Yahu sen divane olmuşsun, ben ne diyorum sen ne diyorsun! “Anladım.” diyorsun, ama hiçbir şey anlamıyorsun. Bak sana bir daha anlatacağım: “Allah o zata denilir ki, kendisi ezelîdir ve yaratılmamıştır. Ezelî olmayana ve yaratılana zaten Allah denilemez. Dolayısıyla sen Allah’ı kabul ettiğinde, O’nu isim ve sıfatlarıyla kabul etmen gerekir. Senin önce Allah kabulünde bir yanlışın var. Sen Allah’ı isim ve sıfatlarıyla kabul etmiyorsun. Allah’ı -hâşâ- O’nun yarattığı mahlûklara benzetiyor ve mahlûklar hakkında sorabileceğin ve sorduğunda cevap alabileceğin bir soruyu Allah hakkında da soruyorsun. Bu soruyu sorma sebebin Allah hakkındaki yanlış kabulündür. Senin ilk yapman gereken şey, Allah hakkındaki bu yanlış kabulünü düzeltmendir. Hem şunu bil ki, eğer Allah’ı bir yaratan olsaydı, zaten O’na Allah denmezdi. Allah yaratılmayan zata verilen addır. Sen eğer Allah’ı kabul ediyorsan, O’nu bu sıfatıyla kabul etmelisin. Bu sıfatıyla kabul etmezsen, senin kabul ettiğine Allah denmez. Sen farazi bir varlığa Allah adını koymuşsun ve O’nun hakkında bu soruyu soruyorsun. Eğer Allah dediğinde kimi kastettiğini bilseydin, böyle bir soruyu sormazdın. Senin hâlin şu soruyu soran kişinin hâline benziyor: “Ağabeyin senden kaç yaş küçüktür?” Ağabeyim benden küçük olmaz ki. Ağabey dediğimizde, yaş itibariyle diğer kardeşten büyük olan kişiyi kabul ederiz. Bu kabulden sonra da “Ağabeyin senden kaç yaş küçüktür?” diye bir soruyu soramayız. Ama kişi ağabeyin ne demek olduğunu bilmiyor ve onu küçük kardeş zannediyorsa, “Ağabeyin senden kaç yaş küçüktür?” sorusunu sorabilir. Bu durumda yapılacak şey, ona cevap vermek değil, ağabeyin tanımını ve kim olduğunu ona öğretmektir. Ağabeyin tanımını öğrendiğinde zaten sorusundan vazgeçecektir. Yok, vazgeçmiyorsa ya inadından ya da ağabeyin tanımını öğrenemediğindendir.

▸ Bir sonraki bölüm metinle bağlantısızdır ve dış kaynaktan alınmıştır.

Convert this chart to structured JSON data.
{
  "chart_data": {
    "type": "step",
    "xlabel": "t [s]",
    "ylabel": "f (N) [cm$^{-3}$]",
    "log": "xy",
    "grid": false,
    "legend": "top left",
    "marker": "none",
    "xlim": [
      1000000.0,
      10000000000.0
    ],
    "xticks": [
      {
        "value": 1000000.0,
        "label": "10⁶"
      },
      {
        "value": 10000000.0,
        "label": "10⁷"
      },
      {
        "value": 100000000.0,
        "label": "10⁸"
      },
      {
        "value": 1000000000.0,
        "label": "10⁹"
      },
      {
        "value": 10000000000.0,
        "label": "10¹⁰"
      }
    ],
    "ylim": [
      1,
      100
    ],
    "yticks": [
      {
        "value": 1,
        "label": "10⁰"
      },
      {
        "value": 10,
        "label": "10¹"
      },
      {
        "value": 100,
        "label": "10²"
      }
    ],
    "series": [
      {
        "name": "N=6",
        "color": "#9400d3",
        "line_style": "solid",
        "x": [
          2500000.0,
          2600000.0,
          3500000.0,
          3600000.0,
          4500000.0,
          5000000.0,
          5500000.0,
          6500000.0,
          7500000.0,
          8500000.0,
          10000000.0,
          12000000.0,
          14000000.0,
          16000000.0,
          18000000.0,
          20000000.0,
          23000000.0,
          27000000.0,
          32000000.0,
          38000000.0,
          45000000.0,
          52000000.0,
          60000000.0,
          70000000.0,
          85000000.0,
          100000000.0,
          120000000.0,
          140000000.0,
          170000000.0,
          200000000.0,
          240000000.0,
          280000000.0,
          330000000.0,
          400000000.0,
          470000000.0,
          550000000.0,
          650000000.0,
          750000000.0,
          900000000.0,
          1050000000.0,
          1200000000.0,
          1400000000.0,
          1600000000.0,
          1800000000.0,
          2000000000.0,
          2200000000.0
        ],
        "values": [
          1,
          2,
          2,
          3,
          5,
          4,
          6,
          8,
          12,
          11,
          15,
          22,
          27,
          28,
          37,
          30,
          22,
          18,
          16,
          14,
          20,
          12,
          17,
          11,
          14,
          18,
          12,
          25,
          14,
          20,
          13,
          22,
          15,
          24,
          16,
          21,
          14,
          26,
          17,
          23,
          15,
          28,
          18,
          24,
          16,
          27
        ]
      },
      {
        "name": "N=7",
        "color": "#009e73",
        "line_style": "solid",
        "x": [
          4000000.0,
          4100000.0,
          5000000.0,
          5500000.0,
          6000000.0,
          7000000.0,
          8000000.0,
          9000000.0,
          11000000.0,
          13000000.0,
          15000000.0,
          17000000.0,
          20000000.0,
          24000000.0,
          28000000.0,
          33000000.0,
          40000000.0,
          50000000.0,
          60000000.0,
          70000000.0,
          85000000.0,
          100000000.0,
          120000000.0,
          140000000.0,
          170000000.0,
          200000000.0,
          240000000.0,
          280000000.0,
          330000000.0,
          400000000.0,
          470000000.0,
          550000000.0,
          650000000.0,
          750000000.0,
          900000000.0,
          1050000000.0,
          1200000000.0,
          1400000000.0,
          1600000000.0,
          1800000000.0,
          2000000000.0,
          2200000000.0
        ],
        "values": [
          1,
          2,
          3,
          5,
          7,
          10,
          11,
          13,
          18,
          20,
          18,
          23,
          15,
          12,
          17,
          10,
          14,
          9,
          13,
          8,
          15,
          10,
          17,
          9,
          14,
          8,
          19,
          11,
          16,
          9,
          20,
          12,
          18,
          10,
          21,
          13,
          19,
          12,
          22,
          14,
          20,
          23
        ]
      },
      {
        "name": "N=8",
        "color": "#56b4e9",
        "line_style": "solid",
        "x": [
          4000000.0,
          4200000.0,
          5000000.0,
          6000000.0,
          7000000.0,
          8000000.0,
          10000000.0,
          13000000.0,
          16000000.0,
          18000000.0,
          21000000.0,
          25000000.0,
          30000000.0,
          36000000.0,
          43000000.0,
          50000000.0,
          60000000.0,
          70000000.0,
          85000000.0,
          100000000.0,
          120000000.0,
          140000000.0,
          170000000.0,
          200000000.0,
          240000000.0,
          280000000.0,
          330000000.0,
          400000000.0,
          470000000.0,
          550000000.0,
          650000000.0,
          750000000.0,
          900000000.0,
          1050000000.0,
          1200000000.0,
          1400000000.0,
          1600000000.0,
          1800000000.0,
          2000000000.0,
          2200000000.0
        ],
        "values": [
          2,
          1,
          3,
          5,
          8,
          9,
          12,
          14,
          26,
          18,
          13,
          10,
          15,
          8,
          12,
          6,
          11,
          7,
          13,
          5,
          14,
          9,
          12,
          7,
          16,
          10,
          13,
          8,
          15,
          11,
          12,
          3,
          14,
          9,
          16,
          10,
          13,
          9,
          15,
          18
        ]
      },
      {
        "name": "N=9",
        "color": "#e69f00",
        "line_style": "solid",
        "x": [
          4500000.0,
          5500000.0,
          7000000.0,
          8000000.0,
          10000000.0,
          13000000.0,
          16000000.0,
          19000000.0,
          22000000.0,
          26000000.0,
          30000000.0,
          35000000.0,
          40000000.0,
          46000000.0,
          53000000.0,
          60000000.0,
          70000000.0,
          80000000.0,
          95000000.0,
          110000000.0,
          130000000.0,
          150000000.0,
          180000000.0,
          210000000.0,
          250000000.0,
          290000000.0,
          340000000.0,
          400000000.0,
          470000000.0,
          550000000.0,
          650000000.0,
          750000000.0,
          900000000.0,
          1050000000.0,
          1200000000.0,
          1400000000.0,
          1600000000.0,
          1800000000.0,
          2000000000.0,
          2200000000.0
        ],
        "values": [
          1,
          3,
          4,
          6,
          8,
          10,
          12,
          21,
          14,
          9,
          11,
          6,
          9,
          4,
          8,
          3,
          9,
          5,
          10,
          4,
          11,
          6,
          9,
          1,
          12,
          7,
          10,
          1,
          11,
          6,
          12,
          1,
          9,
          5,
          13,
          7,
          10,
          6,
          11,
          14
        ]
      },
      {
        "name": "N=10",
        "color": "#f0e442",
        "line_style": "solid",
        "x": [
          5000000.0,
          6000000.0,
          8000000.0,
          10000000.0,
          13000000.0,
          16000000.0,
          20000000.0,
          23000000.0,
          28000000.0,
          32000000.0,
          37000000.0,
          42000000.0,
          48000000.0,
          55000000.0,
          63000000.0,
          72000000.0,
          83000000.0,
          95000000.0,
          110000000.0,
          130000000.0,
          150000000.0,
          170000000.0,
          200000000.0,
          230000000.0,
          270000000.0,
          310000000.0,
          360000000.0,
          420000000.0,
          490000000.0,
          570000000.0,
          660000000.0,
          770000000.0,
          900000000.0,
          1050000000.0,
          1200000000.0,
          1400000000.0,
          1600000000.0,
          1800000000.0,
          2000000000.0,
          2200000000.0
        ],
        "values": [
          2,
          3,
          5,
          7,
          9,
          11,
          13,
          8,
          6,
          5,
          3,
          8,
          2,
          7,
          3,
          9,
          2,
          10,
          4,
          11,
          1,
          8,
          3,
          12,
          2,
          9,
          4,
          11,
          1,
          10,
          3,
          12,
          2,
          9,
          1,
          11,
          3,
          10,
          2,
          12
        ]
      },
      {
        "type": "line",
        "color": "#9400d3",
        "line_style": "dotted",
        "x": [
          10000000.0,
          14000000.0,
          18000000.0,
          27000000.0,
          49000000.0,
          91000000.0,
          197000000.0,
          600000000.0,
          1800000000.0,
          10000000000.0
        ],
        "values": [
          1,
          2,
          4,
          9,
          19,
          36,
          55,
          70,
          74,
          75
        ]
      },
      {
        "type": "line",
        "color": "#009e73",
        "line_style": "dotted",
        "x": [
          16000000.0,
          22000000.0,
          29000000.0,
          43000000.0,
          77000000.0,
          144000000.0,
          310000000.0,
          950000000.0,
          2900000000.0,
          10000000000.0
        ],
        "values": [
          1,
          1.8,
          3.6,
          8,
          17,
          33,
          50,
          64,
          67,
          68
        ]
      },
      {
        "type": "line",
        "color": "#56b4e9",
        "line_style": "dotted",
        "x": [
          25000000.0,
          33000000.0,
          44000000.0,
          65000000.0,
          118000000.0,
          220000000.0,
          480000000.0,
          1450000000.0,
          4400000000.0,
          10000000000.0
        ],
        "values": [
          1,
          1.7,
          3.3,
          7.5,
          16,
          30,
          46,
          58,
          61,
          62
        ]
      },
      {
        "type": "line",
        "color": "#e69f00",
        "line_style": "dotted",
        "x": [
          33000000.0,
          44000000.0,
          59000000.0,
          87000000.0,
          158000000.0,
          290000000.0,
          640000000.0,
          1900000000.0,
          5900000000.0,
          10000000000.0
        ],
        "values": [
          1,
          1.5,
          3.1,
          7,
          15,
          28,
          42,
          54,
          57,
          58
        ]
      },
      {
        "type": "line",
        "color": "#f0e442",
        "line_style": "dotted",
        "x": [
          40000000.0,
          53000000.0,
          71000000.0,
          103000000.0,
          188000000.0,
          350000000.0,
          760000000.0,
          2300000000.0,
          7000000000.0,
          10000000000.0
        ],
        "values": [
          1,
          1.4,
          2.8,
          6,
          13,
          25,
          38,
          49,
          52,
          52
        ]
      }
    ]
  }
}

Senin Allah hakkındaki sorun da ya inadındandır ya da Allah’ı tanımadığındandır. Eğer Allah’ı tanımak istiyorsan, gel sana yardımcı olalım ve tanıtalım. Ama yok, inadından dolayı soruyorsan bil ki, bu sorunla, “Ağabeyin senden kaç yaş küçüktür?” diyen kişi gibi maskara oluyorsun. Karşındakini sıkıştırmıyor, kendini maskara yapıyorsun. Gel, inadından vazgeç! Allah’ı tanı ve bu maskaralıktan kurtul!

2. MİSAL

Her şeyi Allah yarattı. O hâlde Allah’ı kim yarattı sorusunu başka bir misal ile tahlil edelim.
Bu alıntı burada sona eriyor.